France showed marked preference for the reactionaries, over whom they exercised significant influence, and Napoleon, Romero told Lincoln, would seek to ally himself with the reactionaries and must be stopped. Mexico and the United States now had identical interests, Romero asserted, as a result of the presence of both French and British agents in Northern Mexico. “To make this mutual interest even more palatable,” Romero warned Lincoln that should “England take Matamoros . . . she could extract all the Southern cotton through that port.”[xxi]
Lincoln listened “with marked attention and without interrupting” Romero. When he did speak, Lincoln told his friend that he and his Cabinet were “deeply aware of the importance and significance of the matter. … They had dedicated their fullest attention to this . . . occupying themselves with it in preference to all other important problems.” Lincoln made clear that his purpose “was to try to prevent the armed intervention of France and England in Mexico, or failing in that, to defer it as long as possible.” But with the war going poorly for the North, Lincoln was able to offer no practical proposal for accomplishing that. An American invasion of Mexico was out of the question, particularly at such an early stage in America’s Civil War. Lincoln’s army had been humiliated at Bull Run, Ball’s Bluff, and other early skirmishes and they had demonstrated that they could not defeat the Confederate rebels, much less the military of one of the world’s great powers. Romero perceptively noticed that the President “appeared to lack confidence in the success of his efforts because of the present situation in the United States.”[xxii]
Matias Romero to Abraham Lincoln, Monday, January 21, 1861 (Sends clippings)
At the center of that “present situation” was, of course, the Confederacy’s successes and the issue of slavery. Romero, then, was somewhat taken aback in June 1861, when Postmaster-General Montgomery Blair approached the Mexican Charge d’Affaires with a proposition of colonizing freed slaves in the warmer parts of Mexico. The former slaves, Blair contended, were particularly fitted for agricultural work in the Tierra Caliente regions of Yucatan and Tehauntepec, areas in southern Mexico starved for laborers. Romero assumed that Blair was speaking for the President and so he responded favorably. Since Mexico had “no prejudice against colored people . . . [and] desired immigration,” Romero said, it would not be “difficult to admit . . . as immigrants those who appeal to our hospitality, particularly if they come cast out and persecuted from a country which considers them as an inferior race . . . [and] reduced to slavery.” Romero realized that that resettlement of blacks was on the president’s mind and was willing to cooperate on his friend’s behalf. Romero, however, soon became alarmed about American territorial ambitions and when Blair suggested that the United States might wish to purchase portions of Mexico for a black colony, the Mexican diplomat reacted negatively. Mexico, he explained to Blair, would not “alienate another inch of national territory” thereby effectively ending that dialogue with Blair.[xxiii]

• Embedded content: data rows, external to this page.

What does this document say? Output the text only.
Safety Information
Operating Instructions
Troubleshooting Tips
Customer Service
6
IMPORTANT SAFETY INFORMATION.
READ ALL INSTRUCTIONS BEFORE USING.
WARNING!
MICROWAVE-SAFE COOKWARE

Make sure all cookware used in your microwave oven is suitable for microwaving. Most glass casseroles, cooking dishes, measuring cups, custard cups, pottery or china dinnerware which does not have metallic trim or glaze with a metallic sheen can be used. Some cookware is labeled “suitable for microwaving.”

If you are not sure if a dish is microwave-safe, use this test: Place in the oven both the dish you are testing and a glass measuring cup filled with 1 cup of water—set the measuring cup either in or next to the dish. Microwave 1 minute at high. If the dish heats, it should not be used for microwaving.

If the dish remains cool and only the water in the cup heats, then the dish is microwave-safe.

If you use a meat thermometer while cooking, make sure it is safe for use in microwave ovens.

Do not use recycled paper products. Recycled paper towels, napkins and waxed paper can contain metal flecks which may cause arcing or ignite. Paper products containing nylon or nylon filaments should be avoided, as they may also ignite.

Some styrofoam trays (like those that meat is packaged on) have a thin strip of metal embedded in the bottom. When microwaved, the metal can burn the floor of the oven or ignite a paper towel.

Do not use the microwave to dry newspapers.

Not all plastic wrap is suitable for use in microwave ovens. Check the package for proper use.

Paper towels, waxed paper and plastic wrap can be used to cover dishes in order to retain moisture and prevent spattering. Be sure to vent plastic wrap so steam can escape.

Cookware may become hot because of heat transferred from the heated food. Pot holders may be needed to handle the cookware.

In the coming months, Romero visited Lincoln more often, both personally and in his position as Mexican Charge d’Affaires. No visit was more poignant than after Lincoln lost his 11-year old son Willie to typhoid fever in February 1862. Both parents were devastated and Lincoln did not return to work for three weeks. The President generated no official correspondence for four days, but did allow Romero to offer condolences. However, Mary Todd, who would never recover from her son’s death, would not consent to see Romero, or anyone else for that matter, and was so distraught that Lincoln feared for her sanity.
When he did return to work, Lincoln again met with Romero, but had little good news to share with him. The war remained perilous for the North and each defeat made Lincoln, who was already emotionally weakened from mourning his son, more disconsolate. “He had always believed,” Romero sadly observed of Lincoln, “That the settlement of Mexico’s present difficulties depended upon the course of events [at home.]”[xxiv]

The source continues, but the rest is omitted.